1. You want to put SELinux temporarily in permissive mode. Which command do you use?
2. You need a list of all available Booleans. Which command do you use?
3. You do not see any service-specific SELinux man page. What solution do you need to apply?
4. What is the name of the package you need to install to get easy-to-read SELinux log messages in the audit log?
5. What commands do you need to run to apply the httpd_sys_content_t context type to the directory /web?
6. When would you use the chcon command?
7. Which file do you need to change if you want to completely disable SELinux?
8. Where does SELinux log all of its messages?
9. You have no clue which context types are available for the ftp service. What command enables you to get more specific information?
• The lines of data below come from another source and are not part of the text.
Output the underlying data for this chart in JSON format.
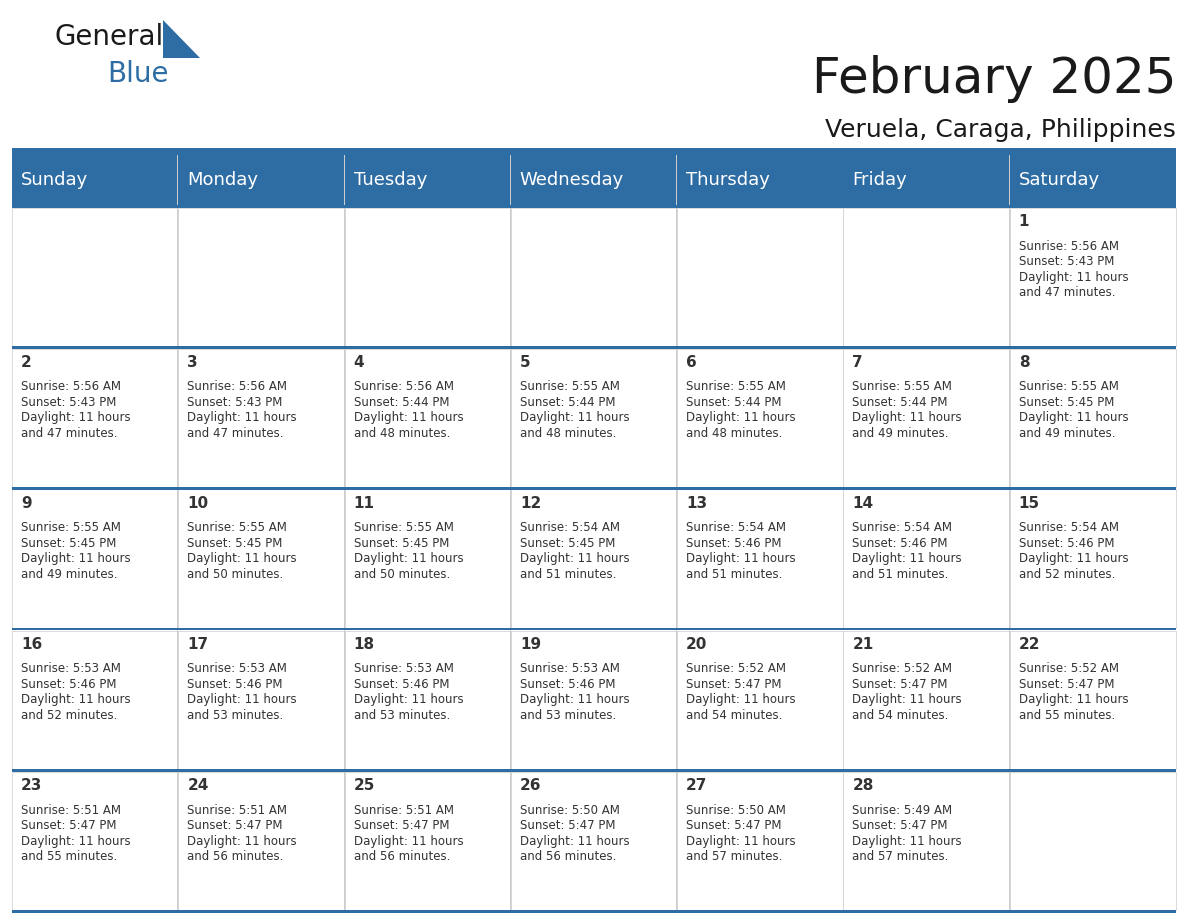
{
  "title": "February 2025",
  "subtitle": "Veruela, Caraga, Philippines",
  "header_color": "#2E6DA4",
  "header_text_color": "#FFFFFF",
  "cell_bg_color": "#FFFFFF",
  "border_color": "#2E6DA4",
  "text_color": "#333333",
  "day_names": [
    "Sunday",
    "Monday",
    "Tuesday",
    "Wednesday",
    "Thursday",
    "Friday",
    "Saturday"
  ],
  "title_fontsize": 36,
  "subtitle_fontsize": 18,
  "header_fontsize": 13,
  "day_num_fontsize": 11,
  "cell_text_fontsize": 8.5,
  "logo_general_fontsize": 20,
  "logo_blue_fontsize": 20,
  "calendar": [
    [
      {
        "day": "",
        "sunrise": "",
        "sunset": "",
        "daylight": ""
      },
      {
        "day": "",
        "sunrise": "",
        "sunset": "",
        "daylight": ""
      },
      {
        "day": "",
        "sunrise": "",
        "sunset": "",
        "daylight": ""
      },
      {
        "day": "",
        "sunrise": "",
        "sunset": "",
        "daylight": ""
      },
      {
        "day": "",
        "sunrise": "",
        "sunset": "",
        "daylight": ""
      },
      {
        "day": "",
        "sunrise": "",
        "sunset": "",
        "daylight": ""
      },
      {
        "day": "1",
        "sunrise": "5:56 AM",
        "sunset": "5:43 PM",
        "daylight": "11 hours and 47 minutes."
      }
    ],
    [
      {
        "day": "2",
        "sunrise": "5:56 AM",
        "sunset": "5:43 PM",
        "daylight": "11 hours and 47 minutes."
      },
      {
        "day": "3",
        "sunrise": "5:56 AM",
        "sunset": "5:43 PM",
        "daylight": "11 hours and 47 minutes."
      },
      {
        "day": "4",
        "sunrise": "5:56 AM",
        "sunset": "5:44 PM",
        "daylight": "11 hours and 48 minutes."
      },
      {
        "day": "5",
        "sunrise": "5:55 AM",
        "sunset": "5:44 PM",
        "daylight": "11 hours and 48 minutes."
      },
      {
        "day": "6",
        "sunrise": "5:55 AM",
        "sunset": "5:44 PM",
        "daylight": "11 hours and 48 minutes."
      },
      {
        "day": "7",
        "sunrise": "5:55 AM",
        "sunset": "5:44 PM",
        "daylight": "11 hours and 49 minutes."
      },
      {
        "day": "8",
        "sunrise": "5:55 AM",
        "sunset": "5:45 PM",
        "daylight": "11 hours and 49 minutes."
      }
    ],
    [
      {
        "day": "9",
        "sunrise": "5:55 AM",
        "sunset": "5:45 PM",
        "daylight": "11 hours and 49 minutes."
      },
      {
        "day": "10",
        "sunrise": "5:55 AM",
        "sunset": "5:45 PM",
        "daylight": "11 hours and 50 minutes."
      },
      {
        "day": "11",
        "sunrise": "5:55 AM",
        "sunset": "5:45 PM",
        "daylight": "11 hours and 50 minutes."
      },
      {
        "day": "12",
        "sunrise": "5:54 AM",
        "sunset": "5:45 PM",
        "daylight": "11 hours and 51 minutes."
      },
      {
        "day": "13",
        "sunrise": "5:54 AM",
        "sunset": "5:46 PM",
        "daylight": "11 hours and 51 minutes."
      },
      {
        "day": "14",
        "sunrise": "5:54 AM",
        "sunset": "5:46 PM",
        "daylight": "11 hours and 51 minutes."
      },
      {
        "day": "15",
        "sunrise": "5:54 AM",
        "sunset": "5:46 PM",
        "daylight": "11 hours and 52 minutes."
      }
    ],
    [
      {
        "day": "16",
        "sunrise": "5:53 AM",
        "sunset": "5:46 PM",
        "daylight": "11 hours and 52 minutes."
      },
      {
        "day": "17",
        "sunrise": "5:53 AM",
        "sunset": "5:46 PM",
        "daylight": "11 hours and 53 minutes."
      },
      {
        "day": "18",
        "sunrise": "5:53 AM",
        "sunset": "5:46 PM",
        "daylight": "11 hours and 53 minutes."
      },
      {
        "day": "19",
        "sunrise": "5:53 AM",
        "sunset": "5:46 PM",
        "daylight": "11 hours and 53 minutes."
      },
      {
        "day": "20",
        "sunrise": "5:52 AM",
        "sunset": "5:47 PM",
        "daylight": "11 hours and 54 minutes."
      },
      {
        "day": "21",
        "sunrise": "5:52 AM",
        "sunset": "5:47 PM",
        "daylight": "11 hours and 54 minutes."
      },
      {
        "day": "22",
        "sunrise": "5:52 AM",
        "sunset": "5:47 PM",
        "daylight": "11 hours and 55 minutes."
      }
    ],
    [
      {
        "day": "23",
        "sunrise": "5:51 AM",
        "sunset": "5:47 PM",
        "daylight": "11 hours and 55 minutes."
      },
      {
        "day": "24",
        "sunrise": "5:51 AM",
        "sunset": "5:47 PM",
        "daylight": "11 hours and 56 minutes."
      },
      {
        "day": "25",
        "sunrise": "5:51 AM",
        "sunset": "5:47 PM",
        "daylight": "11 hours and 56 minutes."
      },
      {
        "day": "26",
        "sunrise": "5:50 AM",
        "sunset": "5:47 PM",
        "daylight": "11 hours and 56 minutes."
      },
      {
        "day": "27",
        "sunrise": "5:50 AM",
        "sunset": "5:47 PM",
        "daylight": "11 hours and 57 minutes."
      },
      {
        "day": "28",
        "sunrise": "5:49 AM",
        "sunset": "5:47 PM",
        "daylight": "11 hours and 57 minutes."
      },
      {
        "day": "",
        "sunrise": "",
        "sunset": "",
        "daylight": ""
      }
    ]
  ]
}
10. Your service does not work as expected, and you want to know whether it is due to SELinux or something else. What is the easiest way to find out?
End-of-Chapter Lab
You have now learned how SELinux works. To practice managing this essential service, work through this end-of-chapter lab about SELinux.
Lab 22.1
1. Change the Apache document root to /web. In this directory, create a file with the name index.html and give it the contents welcome to my web server. Restart the httpd process and try to access the web server. This will not work. Fix the problem.
2. In the home directory of the user root, create a file with the name hosts and give it the following contents:
192.168.4.200 labipa.example.com 192.168.4.210 server1.example.com 192.168.4.220 server2.example.com
3. Move the file to the /etc directory and do what is necessary to give this file the correct context.